In accordance with the Yankees' appearance policies, he cut off his trademark dreadlocks and offered to donate them to charity. He was demoted to the Scranton Wilkes-Barre Yankees on July 17, and elected free agency on October 6, 2012.

===Chicago Cubs===
On January 10, 2013, McDonald signed a minor league contract with the Chicago Cubs. On August 11, the Cubs selected McDonald's contract, adding him to their major league roster. In 25 games for Chicago, he hit .302/.351/.434 with one home run and five RBI. On October 9, McDonald was removed from the 40–man roster and sent outright to the Triple–A Iowa Cubs.

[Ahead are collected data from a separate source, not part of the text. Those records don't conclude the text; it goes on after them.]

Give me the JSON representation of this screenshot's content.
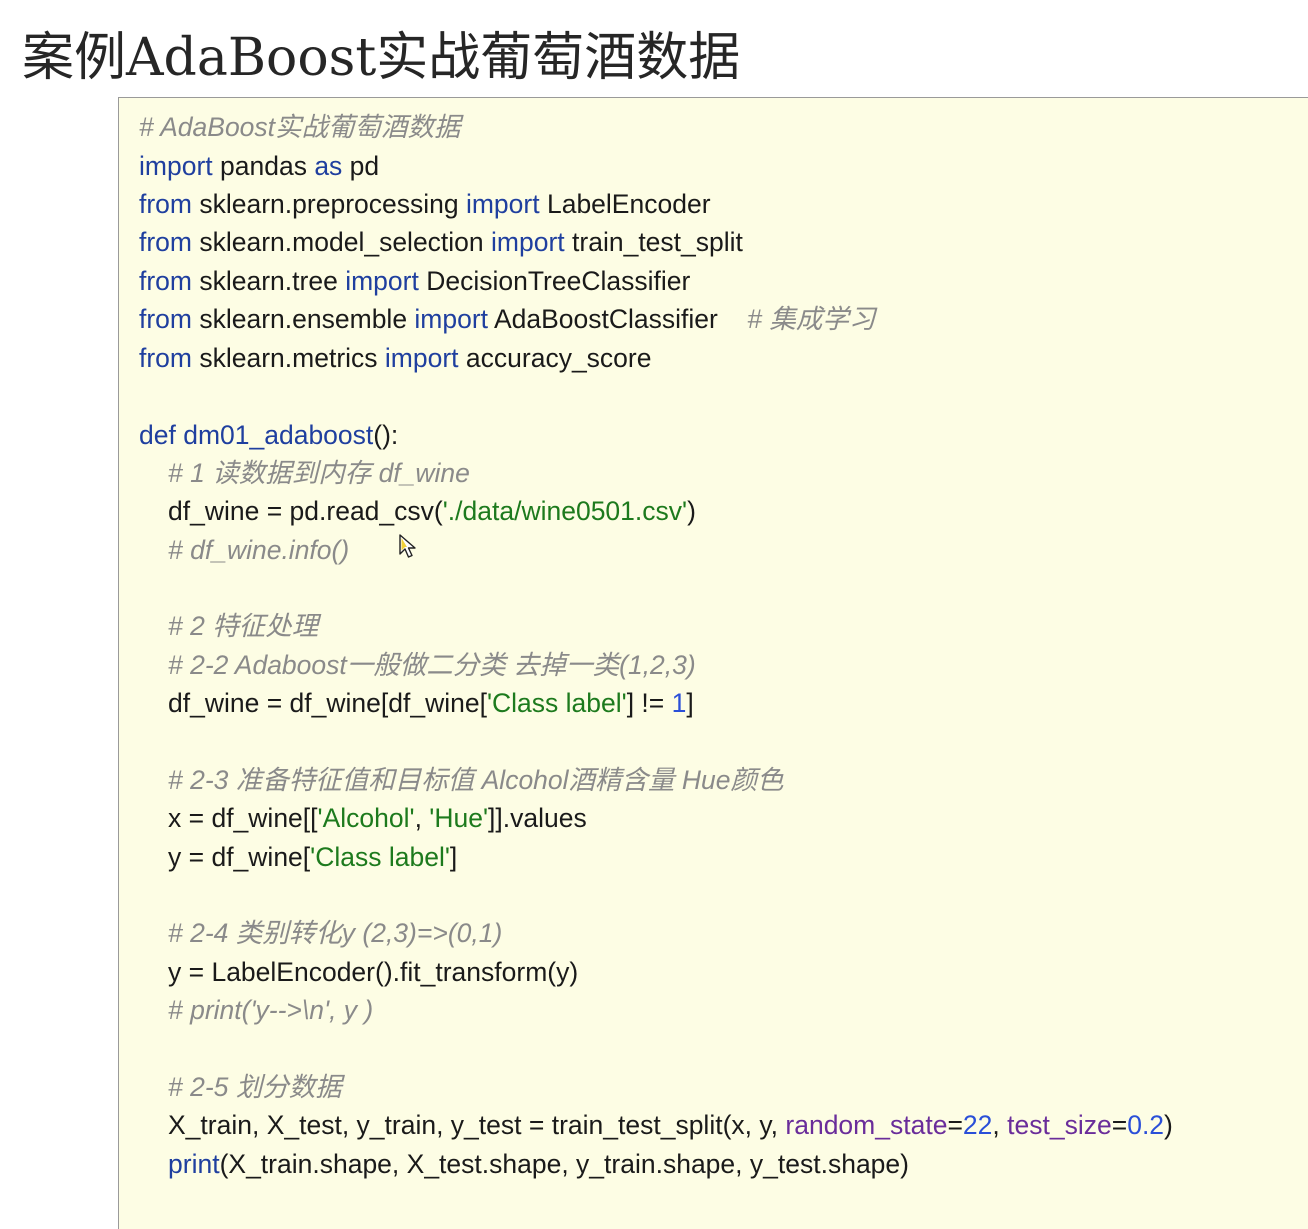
{
  "title": "案例AdaBoost实战葡萄酒数据",
  "code": {
    "l01_comment": "# AdaBoost实战葡萄酒数据",
    "l02_import": "import",
    "l02_mod": " pandas ",
    "l02_as": "as",
    "l02_alias": " pd",
    "l03_from": "from",
    "l03_mod": " sklearn.preprocessing ",
    "l03_import": "import",
    "l03_name": " LabelEncoder",
    "l04_from": "from",
    "l04_mod": " sklearn.model_selection ",
    "l04_import": "import",
    "l04_name": " train_test_split",
    "l05_from": "from",
    "l05_mod": " sklearn.tree ",
    "l05_import": "import",
    "l05_name": " DecisionTreeClassifier",
    "l06_from": "from",
    "l06_mod": " sklearn.ensemble ",
    "l06_import": "import",
    "l06_name": " AdaBoostClassifier    ",
    "l06_comment": "# 集成学习",
    "l07_from": "from",
    "l07_mod": " sklearn.metrics ",
    "l07_import": "import",
    "l07_name": " accuracy_score",
    "l09_def": "def",
    "l09_fname": " dm01_adaboost",
    "l09_rest": "():",
    "l10_comment": "# 1 读数据到内存 df_wine",
    "l11_a": "df_wine = pd.read_csv(",
    "l11_str": "'./data/wine0501.csv'",
    "l11_b": ")",
    "l12_comment": "# df_wine.info()",
    "l14_comment": "# 2 特征处理",
    "l15_comment": "# 2-2 Adaboost一般做二分类 去掉一类(1,2,3)",
    "l16_a": "df_wine = df_wine[df_wine[",
    "l16_str": "'Class label'",
    "l16_b": "] != ",
    "l16_num": "1",
    "l16_c": "]",
    "l18_comment": "# 2-3 准备特征值和目标值 Alcohol酒精含量 Hue颜色",
    "l19_a": "x = df_wine[[",
    "l19_str1": "'Alcohol'",
    "l19_b": ", ",
    "l19_str2": "'Hue'",
    "l19_c": "]].values",
    "l20_a": "y = df_wine[",
    "l20_str": "'Class label'",
    "l20_b": "]",
    "l22_comment": "# 2-4 类别转化y (2,3)=>(0,1)",
    "l23_a": "y = LabelEncoder().fit_transform(y)",
    "l24_comment": "# print('y-->\\n', y )",
    "l26_comment": "# 2-5 划分数据",
    "l27_a": "X_train, X_test, y_train, y_test = train_test_split(x, y, ",
    "l27_kw1": "random_state",
    "l27_eq1": "=",
    "l27_num1": "22",
    "l27_sep": ", ",
    "l27_kw2": "test_size",
    "l27_eq2": "=",
    "l27_num2": "0.2",
    "l27_end": ")",
    "l28_fn": "print",
    "l28_a": "(X_train.shape, X_test.shape, y_train.shape, y_test.shape)"
  },
  "cursor_icon": "mouse-pointer-icon"
}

McDonald announced his retirement from professional baseball on his Instagram page on April 6, 2014. A few days later it was announced that he was hired by the Cubs as a baseball operations assistant.

==Post-playing career==
McDonald was named as a coach for the AZL Cubs of the Chicago Cubs organization for the 2019 season. In 2023, he joined NESN as an in-studio commentator for Boston Red Sox broadcasts. He was not brought back for the 2024 season.

==Honors and awards==
- In 1996, he was a First Team High School All-American.
- In 1997, he was a First Team High School All-American and the Baseball America High School Player of the Year.
- In 2008, McDonald was selected to represent the International League in the Triple-A All-Star Game.

==Personal life==
His brother, Donzell McDonald, is a former outfielder, and his cousin, James McDonald was a pitcher in the major leagues. Darnell attended Cherry Creek High School in Greenwood Village, Colorado.